The Absence of Suffering

Updated: Sep 7, 2023

When living in a Church of Christ-sponsored children’s home during the early ‘90s, I wasn’t allowed to hang up posters, found in stores like Spencer’s, which depicted scantily clad women. As a compromise, I was granted permission to display the above-indicated poster of Belinda Carlisle.

Despite the term not having been popularized at the time, I thought the singer was a smokeshow. Though the concept conflicted with my religious views, I enjoyed her song “Heaven Is a Place on Earth,” from the 1987 album Heaven on Earth.

The reason for this faith-based conflict was due to the notion of perfectionism being attainable by humans after a supposed fall from grace in relation to the Garden of Eden. As well, the Earth was considered imperfect, as it was said to have been occupied by Satan and his demons.

I’ve long since left behind religiosity. Nevertheless, I maintain conviction in the notion that perfection is unattainable in this life. Because I have no idea what—if anything—succeeds this existence, I don’t rely on unfalsifiable claims related to purity following death.

What appears to be self-evident is that as surely as humans live we will suffer. Many theologians, philosophers, theorists, intellectuals, and even one psychotherapist with a poorly written blog have addressed this topic throughout the ages.

Giving an example of one person’s perspective, I turn to German philosopher Arthur Schopenhauer. In his 1891 piece “On the Sufferings of the World,” he opens his argument by stating:

Unless suffering is the direct and immediate object of life, our existence must entirely fail of its aim. It is absurd to look upon the enormous amount of pain that abounds everywhere in the world, and originates in needs and necessities inseparable from life itself, as serving no purpose at all and the result of mere chance. Each separate misfortune, as it comes, seems, no doubt, to be something exceptional; but misfortune in general is the rule.

When encountering terms like should, must, or ought, I pay close attention to a speaker’s demandingness—rigid insistence upon action from oneself, others, and life. In Schopenhauer’s case, it appears as though he’s claiming that suffering isn’t merely a bug in the proverbial program, it’s a feature.

Regarding this framing, one source states, “A feature is a functionality intended to be useful to the user. A bug is a behavior, usually the result of an error or sloppy programming, that gets in the way of the features.”

Though suffering is inescapable in this existence, I often observe people deluding themselves with irrational beliefs about how they can create Heaven on Earth.

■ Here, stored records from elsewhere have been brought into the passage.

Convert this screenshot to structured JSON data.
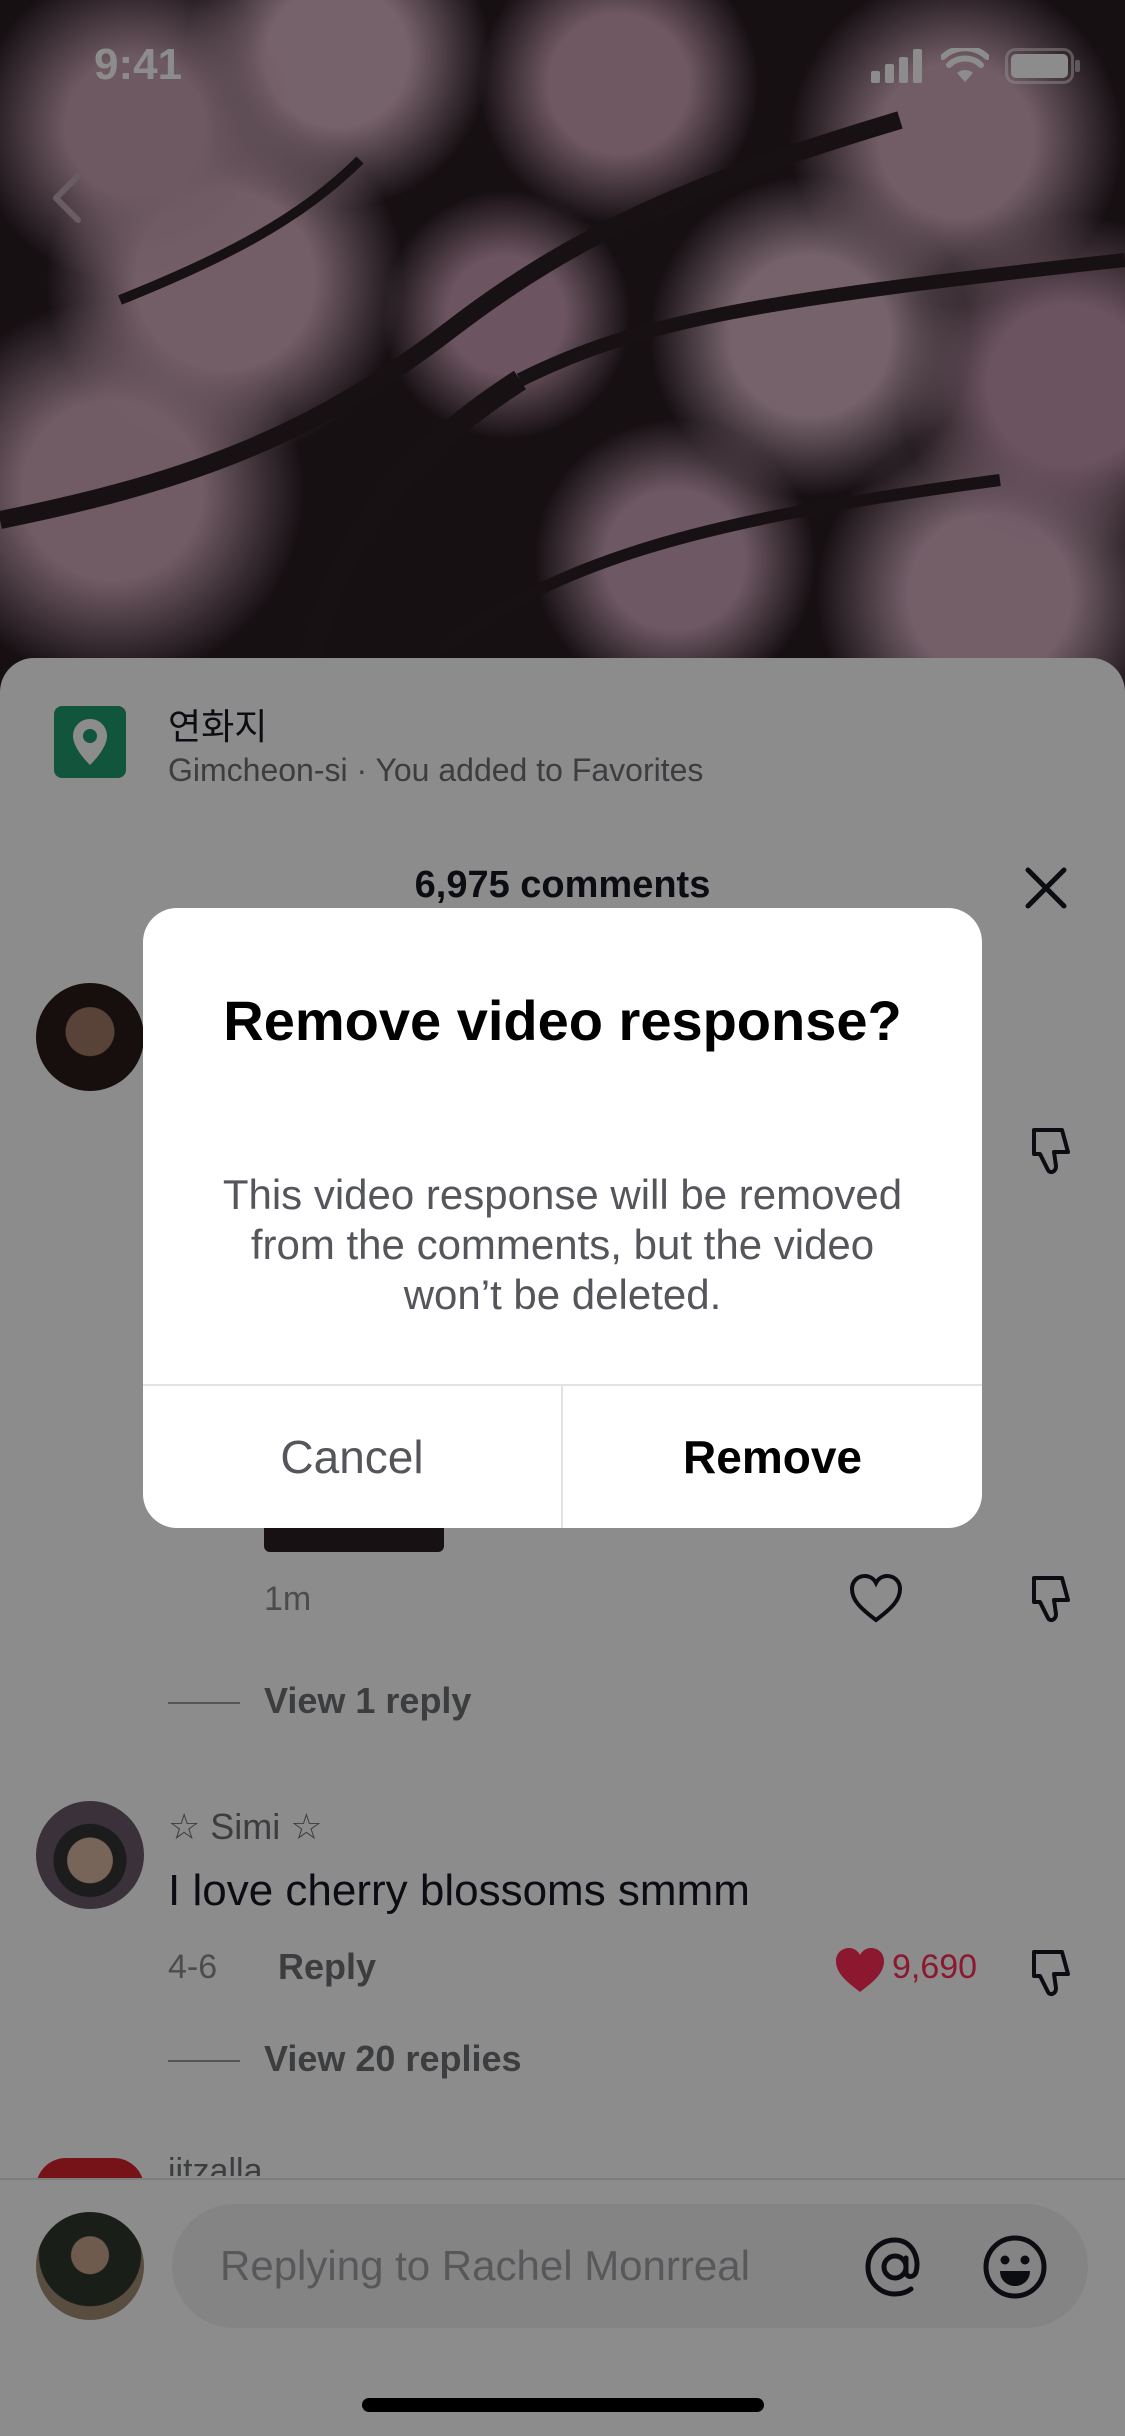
{
  "status_bar": {
    "time": "9:41"
  },
  "location": {
    "name": "연화지",
    "subtitle": "Gimcheon-si · You added to Favorites"
  },
  "comments": {
    "count_label": "6,975 comments",
    "items": [
      {
        "time": "1m",
        "view_replies": "View 1 reply"
      },
      {
        "name": "Simi",
        "text": "I love cherry blossoms smmm",
        "date": "4-6",
        "reply_label": "Reply",
        "likes": "9,690",
        "view_replies": "View 20 replies"
      },
      {
        "name": "jjtzalla"
      }
    ]
  },
  "input": {
    "placeholder": "Replying to Rachel Monrreal"
  },
  "dialog": {
    "title": "Remove video response?",
    "message": "This video response will be removed from the comments, but the video won’t be deleted.",
    "cancel_label": "Cancel",
    "confirm_label": "Remove"
  },
  "colors": {
    "location_icon": "#1f9b6f",
    "like_active": "#fe2c55",
    "dim_overlay": "rgba(0,0,0,0.45)"
  }
}
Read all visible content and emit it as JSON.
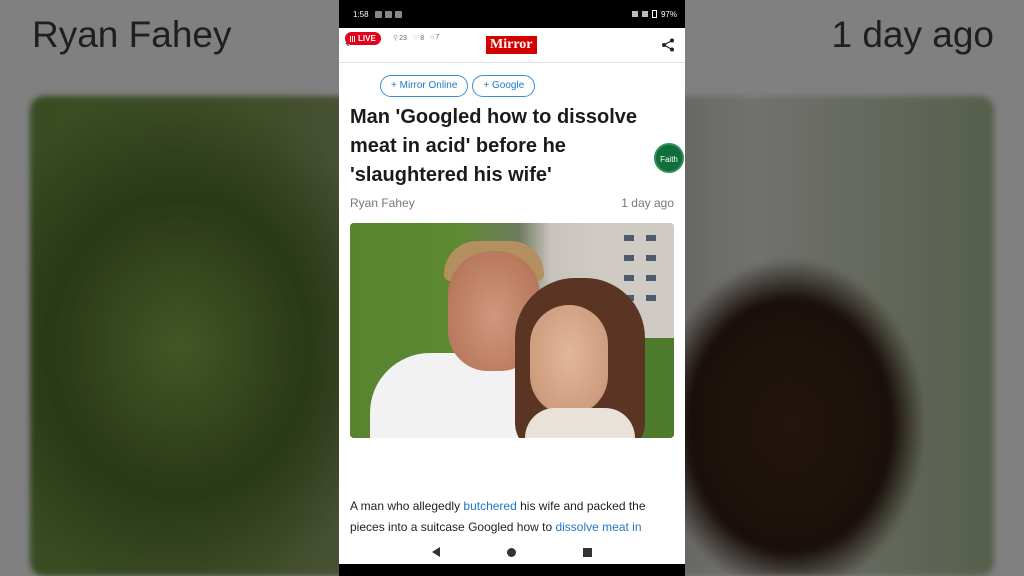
{
  "background": {
    "author": "Ryan Fahey",
    "date": "1 day ago"
  },
  "status_bar": {
    "time": "1:58",
    "battery": "97%"
  },
  "top_bar": {
    "live_label": "LIVE",
    "stats": {
      "readers": "23",
      "likes": "8",
      "comments": "7"
    },
    "logo": "Mirror"
  },
  "follow_pills": [
    {
      "label": "+ Mirror Online"
    },
    {
      "label": "+ Google"
    }
  ],
  "article": {
    "headline": "Man 'Googled how to dissolve meat in acid' before he 'slaughtered his wife'",
    "author": "Ryan Fahey",
    "date": "1 day ago",
    "body_parts": {
      "p1": "A man who allegedly ",
      "link1": "butchered",
      "p2": " his wife and packed the pieces into a suitcase Googled how to ",
      "link2": "dissolve meat in"
    }
  },
  "faith_badge": {
    "label": "Faith"
  },
  "colors": {
    "accent": "#1f78c8",
    "brand_red": "#d40000",
    "live_red": "#e3001b"
  },
  "icons": [
    "back-arrow-icon",
    "share-icon",
    "nav-back-icon",
    "nav-home-icon",
    "nav-recent-icon"
  ]
}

On this topic, I recently shared my thoughts through a textual conversation with a close friend, “Jammies”:

A mental health advocate, Jammies partakes in many activities in order to achieve wellness. In my text, I reminded her that suffering is inherent in life and practices such as self-care help us endure suffering—not eliminate it.

Furthermore, and because Jammies and I have had many conversations about Stoicism and existentialism, I reminded my dear friend of her inevitable death. Perhaps Elysium or some other eternally blissful existence comes after this life, though perfection isn’t achieved while on this Earth.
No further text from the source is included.